Bilal continued, “When the Israeli planes bombed 16 to 17 kilometres from our home in Lebanon, the walls were dancing. It is terrible. I’ll put it this way: this is not just about the killing of civilians, it’s also about the fear that is implanted in people, in the next generation. How is that going to be forgotten? I am lucky to have come to Germany to live in peace. But they will never live in peace as long as this regime is stubborn.”
“I think it is a pity,” Bilal said, “that the great powers only know one language, and unfortunately that is only the language of war. I hope they respond to the fact that most people don’t want war.” He has no illusions, however, because behind the war “stand other interests.”
Asked about the need for a joint struggle of the Israeli and Palestinian people against the Netanyahu government, he said. “It would be very nice if the Israeli people also took to the streets and demonstrated against the war. That would help and also put pressure on their government.”
Bilal places his hopes in a two-state solution: “Palestinians and Israelis” should live peacefully side by side “in neighbouring countries.” He said he knows that many Israelis want to live in peace with the Palestinians, “but they are also oppressed by the government.”

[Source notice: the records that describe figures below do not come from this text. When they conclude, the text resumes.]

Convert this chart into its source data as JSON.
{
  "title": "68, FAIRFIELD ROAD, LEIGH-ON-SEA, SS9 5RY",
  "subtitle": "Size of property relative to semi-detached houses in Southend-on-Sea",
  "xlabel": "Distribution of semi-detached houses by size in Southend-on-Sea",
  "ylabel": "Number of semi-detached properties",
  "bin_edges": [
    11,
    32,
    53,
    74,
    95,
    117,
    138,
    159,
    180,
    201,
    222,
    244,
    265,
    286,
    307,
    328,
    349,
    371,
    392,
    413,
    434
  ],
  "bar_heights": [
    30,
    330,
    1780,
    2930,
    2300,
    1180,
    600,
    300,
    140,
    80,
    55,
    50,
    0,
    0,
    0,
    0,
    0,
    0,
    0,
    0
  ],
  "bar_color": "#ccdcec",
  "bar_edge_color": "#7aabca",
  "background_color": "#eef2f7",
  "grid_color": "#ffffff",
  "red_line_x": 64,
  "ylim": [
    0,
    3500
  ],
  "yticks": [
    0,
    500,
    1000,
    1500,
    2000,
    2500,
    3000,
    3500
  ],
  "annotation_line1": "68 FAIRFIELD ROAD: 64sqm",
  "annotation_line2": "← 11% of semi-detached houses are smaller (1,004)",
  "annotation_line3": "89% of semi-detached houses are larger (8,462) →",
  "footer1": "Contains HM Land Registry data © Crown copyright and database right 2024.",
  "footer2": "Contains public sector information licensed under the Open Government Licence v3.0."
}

Bilal said there was a need for an international movement. “But such an international movement is constantly stopped by the US. For example, the UN Council is controlled by two, three countries. This is unfair. German workers should also strike against the war. I know most of them here are also against the politicians, but then they should show that and take to the streets.”
Bilal fears that these wars in Europe and the Middle East will spread, and “at some point we will have war here too if this goes on. We have to stop this at all costs. Don’t supply weapons, preferably don’t produce weapons, just be against war.”
H., an elderly participant at the rally, and his companion Petra also reacted with deep disgust and great anger to the German government’s unqualified support for Netanyahu’s war crimes and suppression of freedom of expression at home.
“The Israeli government is not to be equated with the Jews!” H. explained. He is Jewish himself and lost his parents in the Holocaust. For him, it was outrageous that the German government denigrates any criticism of the Israeli government as “antisemitic.” Foreign Minister “Baerbock had made common cause with the Bandera criminals,” he said, referring to the German government’s cooperation with the fascist-infested Zelensky government and the war in Ukraine, which was also financed and supported with weapons from Germany.
“There are so many hot spots. You can’t even count the number of conflicts,” he said, and his companion added, “I was never a supporter of the Greens, but it’s unbelievable how the Greens have changed from an anti-war party to a pro-war party.” “Baerbock is a war minister!” Petra stated categorically.
Other participants also drew parallels with various war zones. For example, one Palestinian demonstrator carried a poster he had made himself, comparing the bombs of different wars.
H. and Petra, like many other participants at the rally, were critical of the appeal to the federal government that came from the organisers. They vehemently rejected the organisers’ call for a two-state solution. “Nationalism is one of the greatest scourges of humanity, which always leads to war,” Petra stressed.